Now, there are probably exceptions, and when your psychologist asks you, there may be no subconscious entanglements. But consider that therapy can be about analyzing your social life, or it can be about consciously solving the problems you want to solve. There’s a difference.
“How is your social life?” really means one or more of the following:
1) “I’ve already judged you before asking the question. No matter what your answer is, it won’t be good enough. Besides, it’s already established that there is no right answer — so any answer you give can be wrong. What I really want is to find any little micro movement that gives away some problem you have. So I can see that you’re not perfect, and it’ll distract me from my own problems.”
2) “I’m too afraid to ask my real question… [So, do you have a boyfriend? Have you met any nice girls? Are you sleeping with anyone? When are you going to get married? How is marriage working out for you?] and I am so nosy that I have to fish around somehow.”

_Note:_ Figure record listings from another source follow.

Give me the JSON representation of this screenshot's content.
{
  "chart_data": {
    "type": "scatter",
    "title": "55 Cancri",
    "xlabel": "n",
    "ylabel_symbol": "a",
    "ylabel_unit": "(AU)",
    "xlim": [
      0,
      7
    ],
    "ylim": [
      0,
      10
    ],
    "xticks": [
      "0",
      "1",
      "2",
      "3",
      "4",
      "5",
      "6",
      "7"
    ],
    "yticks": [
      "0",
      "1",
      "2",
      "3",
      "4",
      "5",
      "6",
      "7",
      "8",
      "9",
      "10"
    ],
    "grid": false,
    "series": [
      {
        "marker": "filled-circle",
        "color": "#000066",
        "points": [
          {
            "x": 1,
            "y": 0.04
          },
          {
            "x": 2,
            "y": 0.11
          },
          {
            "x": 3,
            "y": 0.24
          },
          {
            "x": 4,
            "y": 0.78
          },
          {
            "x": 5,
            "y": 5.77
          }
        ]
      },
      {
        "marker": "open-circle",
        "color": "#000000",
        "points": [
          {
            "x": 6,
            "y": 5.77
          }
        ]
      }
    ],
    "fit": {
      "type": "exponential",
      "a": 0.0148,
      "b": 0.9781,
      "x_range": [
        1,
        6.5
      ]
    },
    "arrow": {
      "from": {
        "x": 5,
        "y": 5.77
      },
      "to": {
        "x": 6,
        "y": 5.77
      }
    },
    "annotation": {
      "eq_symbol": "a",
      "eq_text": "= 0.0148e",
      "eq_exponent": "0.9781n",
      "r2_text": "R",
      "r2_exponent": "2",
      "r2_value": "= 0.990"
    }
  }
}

3) “It’s my business to know if you are adequately socializing with your peers, because I want you to be normal because I care about your well-being and if I know this information I can better take care of you. And I base my decision off of quantity, and not quality. So if you only go out once a month with friends but have a great relationship with yourself, it won’t count because that’s not normal.”
4) “I’m not sure what I will do with the information, but I might as well have it. We live in a society where socializing trumps solitude, so maybe I’ll know how normal you are, and how normal I am. By asking you, I don’t have to think deeper, and see that such a social standard is usually more codependent than anything.”
How to answer the question
When you can hear what people are really asking, the question won’t make you so uncomfortable. You won’t feel the pressure to have the right answer. You’ll be secure enough in yourself that it won’t matter if they’re actually judging you, because you’ll be able to separate their judgments from the truth.
You’ll respond to the question any way you want to, answering or not answering the question. You might even ask them to clarify the question first. Like whether AIM does really score the point load.
Okay, now for the fun part
You’re a bestselling author, or a famous TV personality, take your pick.
You catch up with that same friend, and man it’s been years. And guess what?
He dares not ask you how your social life is now. And why would that be?
Because your success is public and you’re practically a household name, so it’s obvious you have friends, and enough to meet that quota — whatever it was. If you don’t have friends, at least you’ve got fans, and respect. I mean, obviously you’ve got it together.
And it’s probably clear to him that it was never his business anyway. If he wants your friendship, he’s got to earn it — not size you up to some nonexistent number or scale.